I think another thing to consider, unfortunately, is that interpretation of effects often requires some background knowledge of the phenomena being studied. Even other scientists, who can look for effect size, and know that when you have census data, everything is "significant," can still misinterpret things like NAEP scores, where one needs to have an understanding of the history of the test, the content, and the testing situation.
But definitely, I am on board with urging caution and humility in interpreting effects.
Thanks for explaining this, I can use this information in conversation and debates. I even have to keep reminding myself not to fall for the rhetoric of people using their ideology to mislead the public with authoritarian, "scientific facts".
And - the size of an effect shouldn't be compared to doing nothing in a schools context as an acton is invariably taken instead of some other possible approach. Educational researchers ought to care about an effect that is greater than the stuff a teacher/school normally does. It's unusual for a set of teachers to do something new and it not to have an effect of some kind. The important question is; is this approach better than the other possible approaches we know about for improving boys reading, for example. Comparison with best known strategy is what good medical research undertakes. There really isn't any point in demonstrating that a particular strategy improves boys reading unless the strategy is better than the best one presently known.
A look at what makes the effect size meaningful (as opposed to significant) one may check here: http://www2.ed.gov/rschstat/eval/choice/implementation/achievementanaly…
and here: http://citeseerx.ist.psu.edu/viewdoc/download?doi=10.1.1.126.8383&rep=r…

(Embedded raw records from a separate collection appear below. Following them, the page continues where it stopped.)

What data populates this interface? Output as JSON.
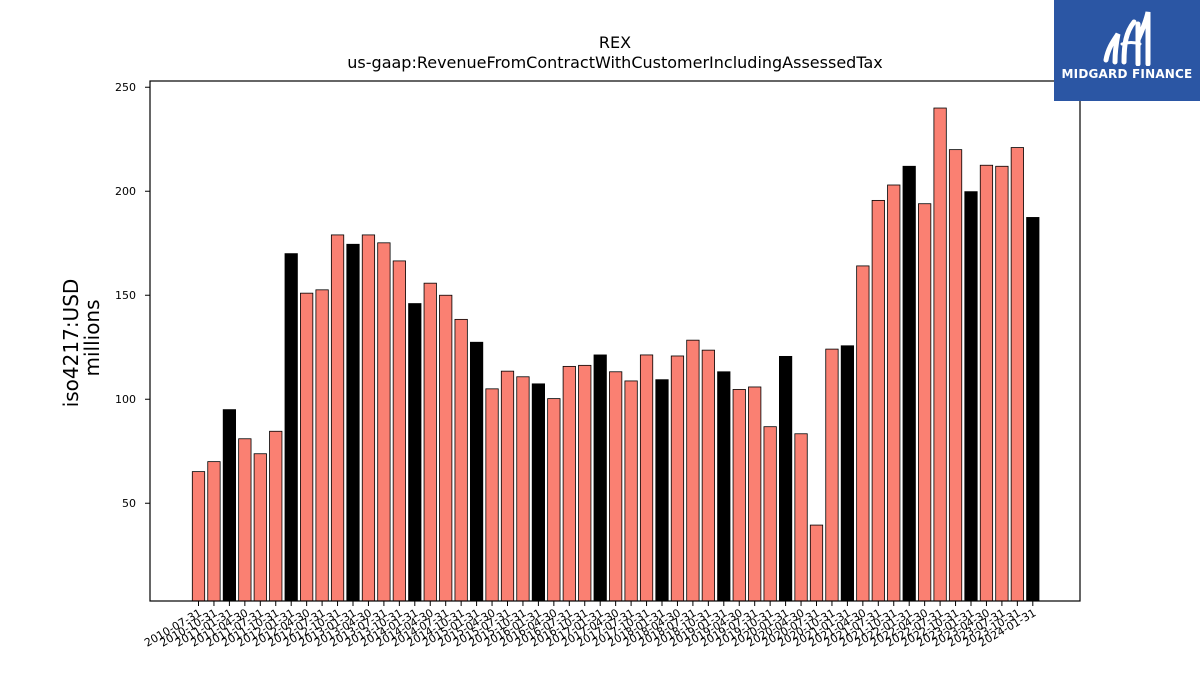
{
  "brand": {
    "name": "MIDGARD FINANCE",
    "color": "#2b56a4"
  },
  "chart_data": {
    "type": "bar",
    "title": "REX",
    "subtitle": "us-gaap:RevenueFromContractWithCustomerIncludingAssessedTax",
    "ylabel": [
      "iso4217:USD",
      "millions"
    ],
    "xlabel": "",
    "ylim": [
      3,
      253
    ],
    "yticks": [
      50,
      100,
      150,
      200,
      250
    ],
    "grid": false,
    "colors": {
      "quarter": "#fa8072",
      "fiscal_year_end": "#000000"
    },
    "categories": [
      "2010-07-31",
      "2010-10-31",
      "2011-01-31",
      "2011-04-30",
      "2011-07-31",
      "2011-10-31",
      "2012-01-31",
      "2012-04-30",
      "2012-07-31",
      "2012-10-31",
      "2013-01-31",
      "2013-04-30",
      "2013-07-31",
      "2013-10-31",
      "2014-01-31",
      "2014-04-30",
      "2014-07-31",
      "2014-10-31",
      "2015-01-31",
      "2015-04-30",
      "2015-07-31",
      "2015-10-31",
      "2016-01-31",
      "2016-04-30",
      "2016-07-31",
      "2016-10-31",
      "2017-01-31",
      "2017-04-30",
      "2017-07-31",
      "2017-10-31",
      "2018-01-31",
      "2018-04-30",
      "2018-07-31",
      "2018-10-31",
      "2019-01-31",
      "2019-04-30",
      "2019-07-31",
      "2019-10-31",
      "2020-01-31",
      "2020-04-30",
      "2020-07-31",
      "2020-10-31",
      "2021-01-31",
      "2021-04-30",
      "2021-07-31",
      "2021-10-31",
      "2022-01-31",
      "2022-04-30",
      "2022-07-31",
      "2022-10-31",
      "2023-01-31",
      "2023-04-30",
      "2023-07-31",
      "2023-10-31",
      "2024-01-31"
    ],
    "values": [
      65.2,
      70.0,
      95.0,
      81.0,
      73.8,
      84.6,
      170.0,
      151.0,
      152.6,
      179.0,
      174.5,
      179.0,
      175.2,
      166.5,
      146.0,
      155.8,
      150.0,
      138.4,
      127.4,
      105.0,
      113.5,
      110.8,
      107.4,
      100.3,
      115.8,
      116.3,
      121.3,
      113.2,
      108.8,
      121.3,
      109.4,
      120.8,
      128.4,
      123.6,
      113.2,
      104.7,
      105.9,
      86.8,
      120.6,
      83.4,
      39.5,
      124.1,
      125.7,
      164.1,
      195.6,
      203.0,
      212.0,
      194.0,
      240.0,
      220.0,
      199.8,
      212.5,
      212.0,
      221.0,
      187.4
    ],
    "fiscal_year_end": [
      false,
      false,
      true,
      false,
      false,
      false,
      true,
      false,
      false,
      false,
      true,
      false,
      false,
      false,
      true,
      false,
      false,
      false,
      true,
      false,
      false,
      false,
      true,
      false,
      false,
      false,
      true,
      false,
      false,
      false,
      true,
      false,
      false,
      false,
      true,
      false,
      false,
      false,
      true,
      false,
      false,
      false,
      true,
      false,
      false,
      false,
      true,
      false,
      false,
      false,
      true,
      false,
      false,
      false,
      true
    ]
  }
}
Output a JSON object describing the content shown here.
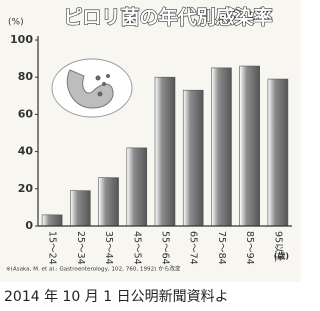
{
  "chart_data": {
    "type": "bar",
    "title": "ピロリ菌の年代別感染率",
    "y_unit": "(%)",
    "x_unit": "(歳)",
    "categories": [
      "15〜24",
      "25〜34",
      "35〜44",
      "45〜54",
      "55〜64",
      "65〜74",
      "75〜84",
      "85〜94",
      "95以上"
    ],
    "values": [
      6,
      19,
      26,
      42,
      80,
      73,
      85,
      86,
      79
    ],
    "color": "#8c8c8c",
    "ylim": [
      0,
      100
    ],
    "yticks": [
      0,
      20,
      40,
      60,
      80,
      100
    ],
    "grid": false,
    "footnote": "※(Asaka, M. et al.: Gastroenterology, 102, 760, 1992) から改変"
  },
  "caption": "2014 年 10 月 1 日公明新聞資料よ"
}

And even when some studies do everything right, and do find significant effects, whether that makes a big difference in reality is another question altogether. Check this one.
http://ies.ed.gov/ncee/pubs/20114001/pdf/20114002.pdf
What's your view on Professor Hattie's table 'effect sizes'? Clearly he has gone further than claiming interventions are more then merely 'significant effects' and has tried to quantify these effects. I can accept that there are limits to the type of meta-analyses he conducts, but does that mean we can't trust his research at all? How else should we make decisions on what's effective and what's not?